In terms of our brain, the emotional centre of our brain is the Limbic system, and is located lower. In anger, we are not using our thinking part of the brain, but the Limbic part. The Limbic system includes the Olfactory bulb, the Amygdala, which influences behaviour appropriate to the body’s need and associated with aggression, the Hippocampus and the Para Hippocampus. We don’t need to remember all of this, but we do need to make a note that anger does not come from a thinking part of the brain, that the brain can have inflammation, and that the health of the brain is crucial to how we get angry.
Finally sleep is a major factor, as with anything else.

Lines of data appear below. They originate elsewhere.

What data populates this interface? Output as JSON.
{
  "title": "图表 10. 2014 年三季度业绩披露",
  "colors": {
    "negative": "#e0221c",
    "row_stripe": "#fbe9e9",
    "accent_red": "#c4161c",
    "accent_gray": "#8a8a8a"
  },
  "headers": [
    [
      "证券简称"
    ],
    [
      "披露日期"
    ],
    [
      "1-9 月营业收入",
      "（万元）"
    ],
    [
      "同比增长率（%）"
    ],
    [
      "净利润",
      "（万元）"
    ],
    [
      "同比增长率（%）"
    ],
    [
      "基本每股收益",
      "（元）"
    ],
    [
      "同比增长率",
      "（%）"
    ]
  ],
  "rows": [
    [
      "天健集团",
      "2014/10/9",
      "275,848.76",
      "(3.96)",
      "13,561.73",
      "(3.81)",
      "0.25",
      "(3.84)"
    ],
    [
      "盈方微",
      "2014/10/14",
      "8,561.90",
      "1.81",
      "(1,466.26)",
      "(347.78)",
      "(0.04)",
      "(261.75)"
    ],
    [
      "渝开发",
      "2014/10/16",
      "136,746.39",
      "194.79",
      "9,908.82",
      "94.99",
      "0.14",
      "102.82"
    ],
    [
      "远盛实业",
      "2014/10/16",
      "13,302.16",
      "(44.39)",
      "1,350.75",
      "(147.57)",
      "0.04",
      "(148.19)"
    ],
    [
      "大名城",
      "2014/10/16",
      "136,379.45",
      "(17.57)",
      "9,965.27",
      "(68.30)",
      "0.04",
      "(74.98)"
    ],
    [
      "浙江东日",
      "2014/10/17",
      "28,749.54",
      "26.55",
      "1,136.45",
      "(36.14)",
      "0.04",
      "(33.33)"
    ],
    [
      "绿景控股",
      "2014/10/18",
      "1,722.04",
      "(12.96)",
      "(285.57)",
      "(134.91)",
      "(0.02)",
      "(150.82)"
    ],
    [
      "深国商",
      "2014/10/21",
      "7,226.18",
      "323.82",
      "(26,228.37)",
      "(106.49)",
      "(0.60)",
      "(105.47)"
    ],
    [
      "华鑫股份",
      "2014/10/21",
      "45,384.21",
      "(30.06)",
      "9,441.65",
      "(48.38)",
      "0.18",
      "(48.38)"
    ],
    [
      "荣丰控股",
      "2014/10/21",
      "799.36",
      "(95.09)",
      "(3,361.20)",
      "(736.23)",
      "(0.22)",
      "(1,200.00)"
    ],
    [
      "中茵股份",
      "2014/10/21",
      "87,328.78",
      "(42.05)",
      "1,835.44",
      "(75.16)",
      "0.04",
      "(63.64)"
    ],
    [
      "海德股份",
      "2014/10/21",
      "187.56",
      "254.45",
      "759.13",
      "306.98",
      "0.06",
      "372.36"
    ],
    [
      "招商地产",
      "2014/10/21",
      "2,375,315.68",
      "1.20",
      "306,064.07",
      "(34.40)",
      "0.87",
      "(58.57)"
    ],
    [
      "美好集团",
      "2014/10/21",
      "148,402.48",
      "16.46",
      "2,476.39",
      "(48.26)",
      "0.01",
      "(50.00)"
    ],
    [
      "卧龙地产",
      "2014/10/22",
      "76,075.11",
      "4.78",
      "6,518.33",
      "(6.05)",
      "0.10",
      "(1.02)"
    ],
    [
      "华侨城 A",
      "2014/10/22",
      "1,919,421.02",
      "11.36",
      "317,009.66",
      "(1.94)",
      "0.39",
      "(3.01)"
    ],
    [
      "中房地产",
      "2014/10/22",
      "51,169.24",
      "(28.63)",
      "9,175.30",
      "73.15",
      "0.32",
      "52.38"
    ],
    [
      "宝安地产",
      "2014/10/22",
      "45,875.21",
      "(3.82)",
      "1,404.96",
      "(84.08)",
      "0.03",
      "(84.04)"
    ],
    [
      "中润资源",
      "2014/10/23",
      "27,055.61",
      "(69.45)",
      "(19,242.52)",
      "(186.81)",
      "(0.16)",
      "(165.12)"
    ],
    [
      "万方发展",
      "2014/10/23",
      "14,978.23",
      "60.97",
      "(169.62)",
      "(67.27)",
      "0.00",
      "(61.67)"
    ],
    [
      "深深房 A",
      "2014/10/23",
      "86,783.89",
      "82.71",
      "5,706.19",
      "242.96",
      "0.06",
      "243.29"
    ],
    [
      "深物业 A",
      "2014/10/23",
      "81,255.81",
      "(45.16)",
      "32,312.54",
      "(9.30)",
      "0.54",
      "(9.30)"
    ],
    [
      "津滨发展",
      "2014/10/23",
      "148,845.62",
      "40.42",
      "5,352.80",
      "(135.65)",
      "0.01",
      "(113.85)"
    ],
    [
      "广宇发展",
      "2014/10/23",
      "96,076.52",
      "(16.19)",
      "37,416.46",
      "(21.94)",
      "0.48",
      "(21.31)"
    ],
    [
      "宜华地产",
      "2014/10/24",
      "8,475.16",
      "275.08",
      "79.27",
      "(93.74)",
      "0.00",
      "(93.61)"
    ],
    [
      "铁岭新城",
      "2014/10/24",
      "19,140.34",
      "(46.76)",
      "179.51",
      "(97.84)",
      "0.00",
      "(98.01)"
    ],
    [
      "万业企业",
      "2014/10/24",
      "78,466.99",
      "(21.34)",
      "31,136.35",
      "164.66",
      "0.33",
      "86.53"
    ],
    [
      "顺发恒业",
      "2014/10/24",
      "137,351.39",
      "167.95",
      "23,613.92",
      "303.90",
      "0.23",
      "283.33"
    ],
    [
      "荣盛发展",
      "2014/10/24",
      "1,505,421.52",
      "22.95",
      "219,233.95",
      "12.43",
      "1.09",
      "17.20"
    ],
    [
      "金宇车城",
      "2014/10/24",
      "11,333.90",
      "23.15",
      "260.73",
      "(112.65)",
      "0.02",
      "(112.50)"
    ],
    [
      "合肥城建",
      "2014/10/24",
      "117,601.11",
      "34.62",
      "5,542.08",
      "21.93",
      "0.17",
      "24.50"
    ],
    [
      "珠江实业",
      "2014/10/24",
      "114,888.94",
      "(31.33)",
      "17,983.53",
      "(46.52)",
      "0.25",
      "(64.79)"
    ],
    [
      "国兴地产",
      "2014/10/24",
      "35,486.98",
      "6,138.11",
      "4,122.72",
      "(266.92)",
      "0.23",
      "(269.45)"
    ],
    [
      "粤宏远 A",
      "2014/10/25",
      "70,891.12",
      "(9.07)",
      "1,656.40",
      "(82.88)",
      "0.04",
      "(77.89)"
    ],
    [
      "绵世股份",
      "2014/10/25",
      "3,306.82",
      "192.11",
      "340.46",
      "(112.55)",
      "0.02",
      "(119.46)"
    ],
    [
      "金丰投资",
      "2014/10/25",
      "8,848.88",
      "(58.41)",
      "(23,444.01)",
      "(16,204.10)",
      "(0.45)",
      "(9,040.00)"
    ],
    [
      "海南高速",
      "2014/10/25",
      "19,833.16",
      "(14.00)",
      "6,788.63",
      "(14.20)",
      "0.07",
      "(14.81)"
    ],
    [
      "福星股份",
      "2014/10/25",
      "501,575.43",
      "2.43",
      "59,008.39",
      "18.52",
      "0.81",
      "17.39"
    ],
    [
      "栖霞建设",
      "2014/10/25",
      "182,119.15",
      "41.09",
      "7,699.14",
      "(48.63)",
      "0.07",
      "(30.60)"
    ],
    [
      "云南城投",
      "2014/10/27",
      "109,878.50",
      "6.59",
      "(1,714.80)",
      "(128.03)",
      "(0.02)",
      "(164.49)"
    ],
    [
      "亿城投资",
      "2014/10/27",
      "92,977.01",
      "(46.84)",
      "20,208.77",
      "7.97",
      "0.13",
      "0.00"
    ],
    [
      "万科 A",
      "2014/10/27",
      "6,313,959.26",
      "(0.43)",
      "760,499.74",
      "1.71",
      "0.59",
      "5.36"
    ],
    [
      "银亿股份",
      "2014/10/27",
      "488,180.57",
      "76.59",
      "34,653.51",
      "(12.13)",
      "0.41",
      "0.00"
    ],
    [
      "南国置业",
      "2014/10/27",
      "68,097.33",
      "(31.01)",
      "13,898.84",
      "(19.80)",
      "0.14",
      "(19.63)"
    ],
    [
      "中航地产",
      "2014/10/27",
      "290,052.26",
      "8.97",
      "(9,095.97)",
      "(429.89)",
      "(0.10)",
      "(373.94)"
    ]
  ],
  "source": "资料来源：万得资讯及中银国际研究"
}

Lack of sleep, which itself can contribute to further Adrenaline release and brain inflammation, must be addressed. Keeping our brain active with constant learning can help the brain to fire neutrons. Laughter can decrease overall inflammation and induce the release of neurohormones for happiness. And to conclude, anger can truly be a symptom of physiology. We can definitely breathe, meditate, do some yoga, pray and laugh, but we do need to get to the root of the cause. The root cause or causes is truly bioindividual. Watching, observing and tracking can help get to the root. Then we can take better control by addressing specific physiological factors for better sustainable change
Psychology of our physiology looks deep within the space of the mind that exists in our body, and how we can deeply create powerful change using the principles and practices of Functional Nutrition.
People won’t have time for you if you are always angry or complaining.
Finding an affirmation that works for you personally is a powerful tool for your health and how you can recover from all chronic health challenges and release that anger. It need not be prayer. If it is a prayer which is a crutch for you personally, then that’s great. If not try this affirmation…
“I allow myself the understanding to recover from any challenges of health and release any anger towards anyone or towards myself”
This is a prayer to you. To your physiology. To releasing your anger.
So nurture yourself. Understand the psychology of your anger. Know that anger can have physiological roots. Recover physiologically and let go.